Computational-Content-Analysis-2020 / Readings-Responses

Repository for organising "exemplary" readings, and posting reponses.
6 stars 1 forks source link

Extracting Communication Networks - Aral and Van Alstyne 2011 #22

Open jamesallenevans opened 4 years ago

jamesallenevans commented 4 years ago

Post questions here:

Aral, Sinan and Marshall Van Alstyne. 2011. “The Diversity-Bandwidth Trade-off.” American Journal of Sociology 117(1): 90-171.

jsmono commented 4 years ago

This research is a bit challenging for me to absorb due to the amount of math involved but the result and discussions are quite inspiring. Compared to other articles using emails as the corpora, this essay's explanation of using emails and its analysis is much clearer and convincing. In the discussion section, the authors talked about the implications of the research and I'm wondering if some of their findings can be applied to areas outside of the industry and workplaces. For example, the idea of "weak, structurally diverse ties provide information at a lower rate, with less frequency, less complexity, and more delay. Weak ties are more likely to deliver obsolete information. " seem valuable for analysis of gossips and rumors.

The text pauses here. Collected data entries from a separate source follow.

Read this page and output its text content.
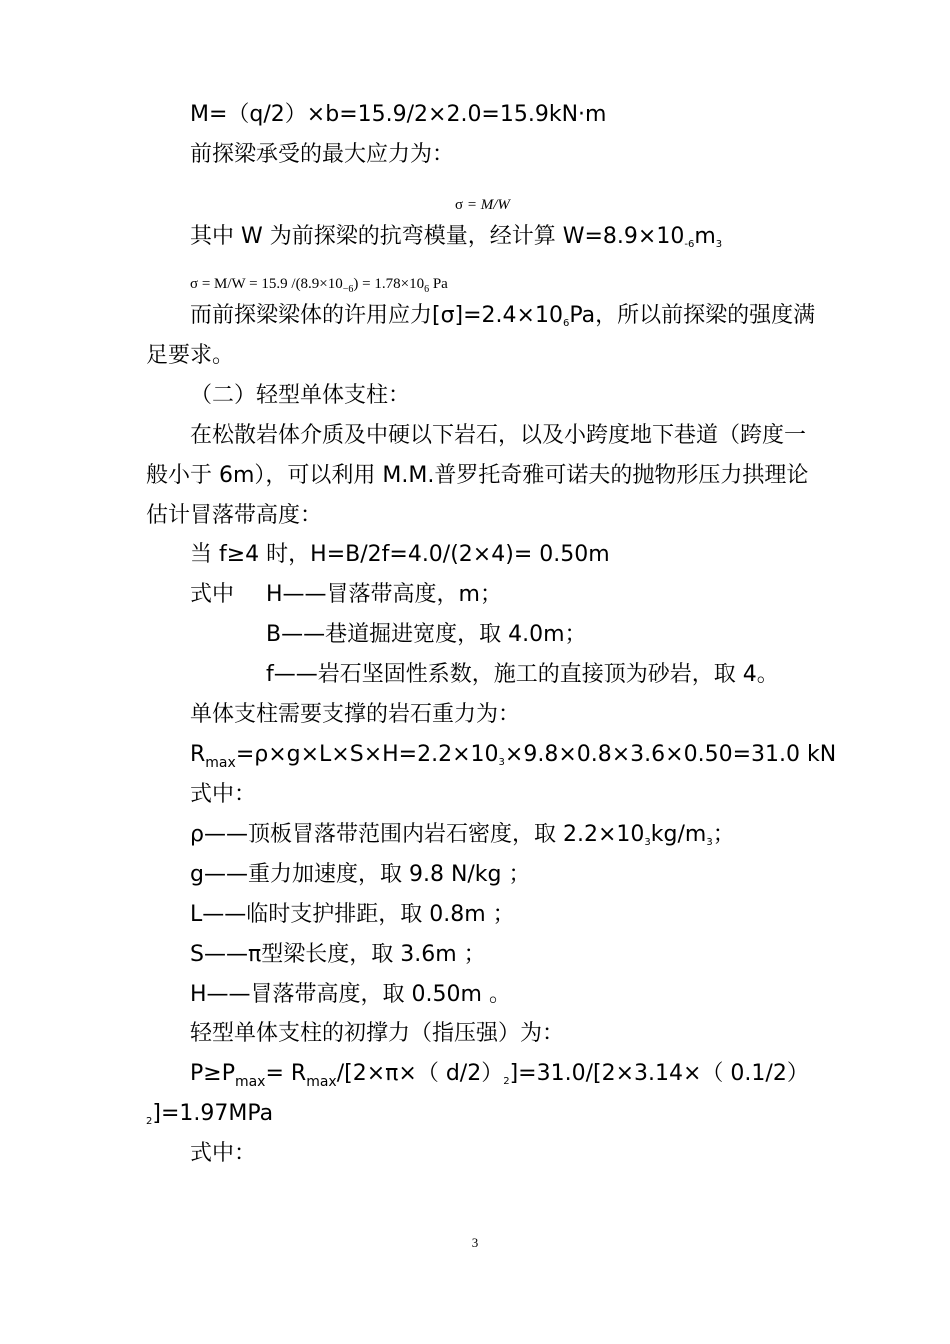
M=（q/2）×b=15.9/2×2.0=15.9kN·m
前探梁承受的最大应力为：
σ = M/W
其中 W 为前探梁的抗弯模量，经计算 W=8.9×10-6m3
σ = M/W = 15.9 $/(8.9\times 10_{-6}) = 1.78\times 10_6$ Pa
而前探梁梁体的许用应力[σ]=2.4×106Pa，所以前探梁的强度满
足要求。
（二）轻型单体支柱：
在松散岩体介质及中硬以下岩石，以及小跨度地下巷道（跨度一
般小于 6m），可以利用 M.M.普罗托奇雅可诺夫的抛物形压力拱理论
估计冒落带高度：
当 f≥4 时，H=B/2f=4.0/(2×4)= 0.50m
式中 H——冒落带高度，m；
B——巷道掘进宽度，取 4.0m；
f——岩石坚固性系数，施工的直接顶为砂岩，取 4。
单体支柱需要支撑的岩石重力为：
$R_{max}=\rho\times g\times L\times S\times H=2.2\times 103\times 9.8\times 0.8\times 3.6\times 0.50=31.0$ kN
式中：
ρ——顶板冒落带范围内岩石密度，取 2.2×103kg/m3；
g——重力加速度，取 9.8 N/kg ；
L——临时支护排距，取 0.8m ；
S——π型梁长度，取 3.6m ；
H——冒落带高度，取 0.50m 。
轻型单体支柱的初撑力（指压强）为：
$P\ge P_{max}= R_{max}/[2\times\pi\times$（ d/2）2]=31.0/[2×3.14×（ 0.1/2）
2]=1.97MPa
式中：
3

gracefulghost31 commented 4 years ago

Would parsing out the diversity component in the diversity-bandwidth frame yield more insights? In this context, would there be an appropriate instrumental variable to make a causal claim about the relationship between access to information and performance?

vahuja92 commented 4 years ago

The way the authors measure novel communication with k-means clustering is really interesting. That being said, the final conclusion the authors come to - that weak ties offer less novel information because they happen less often, feels intuitive and has already been discussed in non-computational social science research. I would be interested in understanding what types of people are able to maintain a high bandwidth of communication with weak ties. Presumably recruiters are good at doing just that - could differences in the characteristics of recruiters change the conclusion that close ties over more volume of novel information simply because of more interaction?